Co-Founder of Black Lives Matter Canada Invited to Fordham as Keynote Speaker

Janaya+Khan+is+a+Black%2C+queer%2C+gender-nonconforming+activist+who+founded+Black+Lives+Matter+in+Canada.+%28Abbey+Delk%2FThe+Fordham+Ram%29

Janaya Khan is a Black, queer, gender-nonconforming activist who founded Black Lives Matter in Canada. (Abbey Delk/The Fordham Ram)

Abbey Delk, Contributing Writer

On Thursday night, Fordham students, faculty members and administrators gathered at the Fordham Law School to hear Janaya Khan, co-founder of Black Lives Matter-Canada, speak.

Khan was invited to be a keynote speaker as part of Fordham’s Martin Luther King Jr. Week 2020 celebration. The week is meant “to honor, celebrate and explore the legacy and impact of Dr. Martin Luther King Jr. and the Civil Rights Movement on today’s civil and human rights agenda,” according to an email sent from the Office of the Chief Diversity Officer.
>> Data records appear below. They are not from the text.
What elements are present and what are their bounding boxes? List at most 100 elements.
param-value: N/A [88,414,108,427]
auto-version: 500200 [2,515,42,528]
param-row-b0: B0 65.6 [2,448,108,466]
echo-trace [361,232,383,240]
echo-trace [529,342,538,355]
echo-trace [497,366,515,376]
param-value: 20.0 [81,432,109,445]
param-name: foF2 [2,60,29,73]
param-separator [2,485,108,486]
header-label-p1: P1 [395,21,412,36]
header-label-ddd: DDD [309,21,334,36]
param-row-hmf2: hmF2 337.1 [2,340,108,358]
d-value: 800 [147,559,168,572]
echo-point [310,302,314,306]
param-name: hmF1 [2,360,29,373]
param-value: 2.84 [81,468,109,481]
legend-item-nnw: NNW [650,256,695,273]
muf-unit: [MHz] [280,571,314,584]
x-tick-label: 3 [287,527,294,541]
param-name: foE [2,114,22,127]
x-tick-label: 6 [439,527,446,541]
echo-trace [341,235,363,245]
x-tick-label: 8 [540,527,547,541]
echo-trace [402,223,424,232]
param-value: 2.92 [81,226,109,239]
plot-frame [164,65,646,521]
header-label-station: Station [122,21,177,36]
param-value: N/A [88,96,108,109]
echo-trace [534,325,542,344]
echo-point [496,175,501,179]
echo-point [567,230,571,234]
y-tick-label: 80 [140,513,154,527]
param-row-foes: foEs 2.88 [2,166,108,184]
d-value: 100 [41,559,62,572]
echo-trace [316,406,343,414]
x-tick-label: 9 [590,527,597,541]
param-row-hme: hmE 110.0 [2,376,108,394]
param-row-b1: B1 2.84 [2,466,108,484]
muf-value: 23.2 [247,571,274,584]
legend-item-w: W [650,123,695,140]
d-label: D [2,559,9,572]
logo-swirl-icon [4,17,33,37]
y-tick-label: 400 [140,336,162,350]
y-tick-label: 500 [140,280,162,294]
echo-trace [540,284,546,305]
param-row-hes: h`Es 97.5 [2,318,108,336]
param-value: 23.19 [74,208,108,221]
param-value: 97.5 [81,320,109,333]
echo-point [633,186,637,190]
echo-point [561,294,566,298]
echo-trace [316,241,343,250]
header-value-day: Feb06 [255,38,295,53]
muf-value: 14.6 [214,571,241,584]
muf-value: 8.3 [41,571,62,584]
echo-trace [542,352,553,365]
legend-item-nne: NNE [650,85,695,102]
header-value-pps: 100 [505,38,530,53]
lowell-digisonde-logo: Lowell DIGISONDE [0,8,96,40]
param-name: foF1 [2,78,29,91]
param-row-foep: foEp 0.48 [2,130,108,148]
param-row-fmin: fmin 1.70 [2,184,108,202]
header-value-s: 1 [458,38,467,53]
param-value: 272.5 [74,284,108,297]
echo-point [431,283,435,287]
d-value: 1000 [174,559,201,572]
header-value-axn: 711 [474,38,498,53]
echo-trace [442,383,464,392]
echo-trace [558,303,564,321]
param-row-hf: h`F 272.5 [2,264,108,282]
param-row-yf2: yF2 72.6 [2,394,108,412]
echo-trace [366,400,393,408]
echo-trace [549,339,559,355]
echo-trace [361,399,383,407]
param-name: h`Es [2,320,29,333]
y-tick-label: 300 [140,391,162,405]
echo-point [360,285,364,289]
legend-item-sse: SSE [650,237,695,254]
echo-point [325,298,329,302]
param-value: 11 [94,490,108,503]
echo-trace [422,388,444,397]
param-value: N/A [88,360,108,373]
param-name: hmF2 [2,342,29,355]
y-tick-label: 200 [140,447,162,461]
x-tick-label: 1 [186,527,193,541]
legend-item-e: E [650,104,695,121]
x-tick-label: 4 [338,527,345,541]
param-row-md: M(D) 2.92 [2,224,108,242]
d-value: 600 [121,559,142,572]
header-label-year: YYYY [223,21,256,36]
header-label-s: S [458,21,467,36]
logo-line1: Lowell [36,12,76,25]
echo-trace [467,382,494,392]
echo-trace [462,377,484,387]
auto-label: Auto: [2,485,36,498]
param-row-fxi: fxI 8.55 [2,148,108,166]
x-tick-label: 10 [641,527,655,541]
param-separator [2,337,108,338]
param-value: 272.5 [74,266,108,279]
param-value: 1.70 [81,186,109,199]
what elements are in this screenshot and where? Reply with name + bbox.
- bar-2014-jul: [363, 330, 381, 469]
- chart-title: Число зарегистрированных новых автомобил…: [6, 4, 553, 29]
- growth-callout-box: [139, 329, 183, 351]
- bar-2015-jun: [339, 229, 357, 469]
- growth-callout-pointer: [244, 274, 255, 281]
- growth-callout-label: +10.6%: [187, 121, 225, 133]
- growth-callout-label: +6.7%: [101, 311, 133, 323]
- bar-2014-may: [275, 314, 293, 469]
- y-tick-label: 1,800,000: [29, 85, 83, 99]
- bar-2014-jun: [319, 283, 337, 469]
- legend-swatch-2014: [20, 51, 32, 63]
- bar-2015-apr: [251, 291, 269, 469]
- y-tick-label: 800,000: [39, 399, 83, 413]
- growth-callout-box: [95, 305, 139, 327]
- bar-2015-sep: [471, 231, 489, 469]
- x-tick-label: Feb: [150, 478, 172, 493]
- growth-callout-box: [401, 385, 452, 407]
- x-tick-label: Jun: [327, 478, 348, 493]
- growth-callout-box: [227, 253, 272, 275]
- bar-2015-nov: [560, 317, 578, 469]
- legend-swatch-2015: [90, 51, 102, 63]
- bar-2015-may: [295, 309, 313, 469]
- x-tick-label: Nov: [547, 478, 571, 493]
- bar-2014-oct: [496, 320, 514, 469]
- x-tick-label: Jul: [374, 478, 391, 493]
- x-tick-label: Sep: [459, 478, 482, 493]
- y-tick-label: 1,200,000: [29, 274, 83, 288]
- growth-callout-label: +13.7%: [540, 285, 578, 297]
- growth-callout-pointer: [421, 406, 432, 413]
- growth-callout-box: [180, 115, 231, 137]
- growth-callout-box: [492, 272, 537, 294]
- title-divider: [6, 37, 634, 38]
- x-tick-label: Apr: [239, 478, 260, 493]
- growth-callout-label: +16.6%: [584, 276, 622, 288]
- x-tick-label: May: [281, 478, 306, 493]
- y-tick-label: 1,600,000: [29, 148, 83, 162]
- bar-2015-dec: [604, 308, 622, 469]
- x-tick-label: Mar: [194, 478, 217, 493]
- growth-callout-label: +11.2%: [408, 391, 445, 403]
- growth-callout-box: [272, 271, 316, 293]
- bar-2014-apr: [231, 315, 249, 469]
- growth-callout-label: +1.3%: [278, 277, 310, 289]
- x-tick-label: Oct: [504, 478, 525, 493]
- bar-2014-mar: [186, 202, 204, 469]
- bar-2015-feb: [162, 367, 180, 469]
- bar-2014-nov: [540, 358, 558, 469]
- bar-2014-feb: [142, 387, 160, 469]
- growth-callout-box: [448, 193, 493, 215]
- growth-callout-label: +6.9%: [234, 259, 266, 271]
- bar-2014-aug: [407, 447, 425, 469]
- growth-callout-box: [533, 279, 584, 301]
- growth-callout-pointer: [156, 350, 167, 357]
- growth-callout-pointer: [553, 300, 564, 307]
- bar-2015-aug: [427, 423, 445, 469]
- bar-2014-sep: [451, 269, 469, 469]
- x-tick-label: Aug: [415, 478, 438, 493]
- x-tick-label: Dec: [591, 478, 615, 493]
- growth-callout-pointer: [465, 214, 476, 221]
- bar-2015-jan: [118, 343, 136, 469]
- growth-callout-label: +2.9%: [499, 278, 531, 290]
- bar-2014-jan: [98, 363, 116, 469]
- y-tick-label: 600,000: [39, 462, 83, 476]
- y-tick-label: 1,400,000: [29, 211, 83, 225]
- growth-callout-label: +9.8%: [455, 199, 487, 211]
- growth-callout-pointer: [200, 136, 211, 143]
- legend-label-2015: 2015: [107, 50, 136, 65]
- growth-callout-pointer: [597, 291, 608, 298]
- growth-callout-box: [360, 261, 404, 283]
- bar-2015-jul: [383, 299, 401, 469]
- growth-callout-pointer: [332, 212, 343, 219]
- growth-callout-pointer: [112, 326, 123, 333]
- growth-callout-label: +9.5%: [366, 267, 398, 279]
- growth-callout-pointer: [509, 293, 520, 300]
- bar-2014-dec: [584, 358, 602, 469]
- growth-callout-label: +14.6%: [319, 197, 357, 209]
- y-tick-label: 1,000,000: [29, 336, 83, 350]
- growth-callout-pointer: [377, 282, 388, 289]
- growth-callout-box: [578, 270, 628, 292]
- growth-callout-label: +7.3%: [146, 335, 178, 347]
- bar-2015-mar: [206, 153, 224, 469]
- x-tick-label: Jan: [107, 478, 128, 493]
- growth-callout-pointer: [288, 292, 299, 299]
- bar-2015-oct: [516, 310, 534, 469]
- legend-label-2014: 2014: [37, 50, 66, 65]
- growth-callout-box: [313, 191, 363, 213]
Rafael Zapata, chief diversity officer, said at the lecture event that he hopes students will also learn the full story behind Dr. King, including his radical and often-overlooked anti-capitalist and anti-war views.

“Tonight’s speaker embodies [Dr. King’s] spirit,” Zapata said, introducing Khan.

On their personal website, Khan is described as “a Black, queer, gender-nonconforming activist, staunch Afrofuturist, boxer and social-justice educator.”

Khan and their co-founder Ali started the Black Lives Matter chapter in Toronto after the murder of Jermaine Carby by police in Brampton, Ontario. According to their website, the two activists have “worked to resist anti-Black racisms in the Greater Toronto Area,” since then. Khan also serves as an international ambassador for the Black Lives Matter Network.

Khan opened the lecture by recognizing the question that many minority groups in America have heard: “Do you belong here?”

They talked about the difference between how people with privilege carry themselves versus how those without power exist in the United States.

To illustrate this contrast, Khan talked about the highly-publicized conflict in 2019 between Native American activist Nathan Phillips and a white teenager, Nick Sandmann. Khan said the difference in how the two parties were treated after their confrontation went viral. Sandmann was invited onto talk shows and celebrated while Phillips’ side of the story went largely ignored.

Khan said they remember that when Sandmann was asked about the conflict, his response was, “I had every right to be there.”

Khan said that for members of minority groups across the country, this statement would not be received the same way it would be from a young white man.

They drew a comparison between how the left embraced the activism of the teenagers protesting gun rights after the Parkland mass shooting but criticized this same spirit in young black people at the outset of the Black Lives Matter movement.

“What do you think it does to us as a society when we decide some children are worth more than others? What does it do to our humanity?” they said.

Khan said they observed leadership and power as a part of Black Lives Matter, despite the fact that a large portion of the public is reluctant to praise the movement or recognize its accomplishments. They also said black activists struggle against certain thinking.

“On some level, we believe black people deserve what happens to them,” Khan said.

However, Khan also said listeners should look to forge bonds and relationships with others, even if their beliefs do not always perfectly align.
“Sometimes we have to go into the place of tension,” Khan said.

At the end of the event, Khan turned to the young people in the crowd to give them advice for entering activism.

“We expect queer folks … to come out … But every single one of us needs to come out of the closet as freedom fighters and revolutionaries,” Khan said.

A true activist is “simply the person that you need most in your most vulnerable moment. That’s it,” said Khan.

They asked each member of the audience to recognize their power as individuals. Khan said people idolize figures like MLK Jr. and Malcolm X without realizing they were not born the heroes they became.

“No one starts out as remarkable … We become remarkable when we fight for freedom and when we fight for justice,” they said.

As Khan concluded, the activist was met with enthusiastic applause from the crowd. Rev. Joseph M. McShane, S.J., president of the university, said Khan truly reached the audience with their message.

“It was an invitation, not a lecture … A necessary conversation,” he said.

In the question and answer session after the talk, students and faculty members were able to interact with Khan more directly. Audience members asked them questions on topics ranging from what Khan dubbed their “rant on billionaires” to their struggles with self-care as an activist whose day-to-day is often filled with tension and difficult moments.

“It’s been a process … to use this idea of love to build connections … And I box,” said Khan.

Afterward, many students stuck around to talk to Khan one-on-one and express their own experiences to the activist. They shook hands and shared jokes as well as serious moments of reflection. However, the most common exchange was simply, “Thank you.”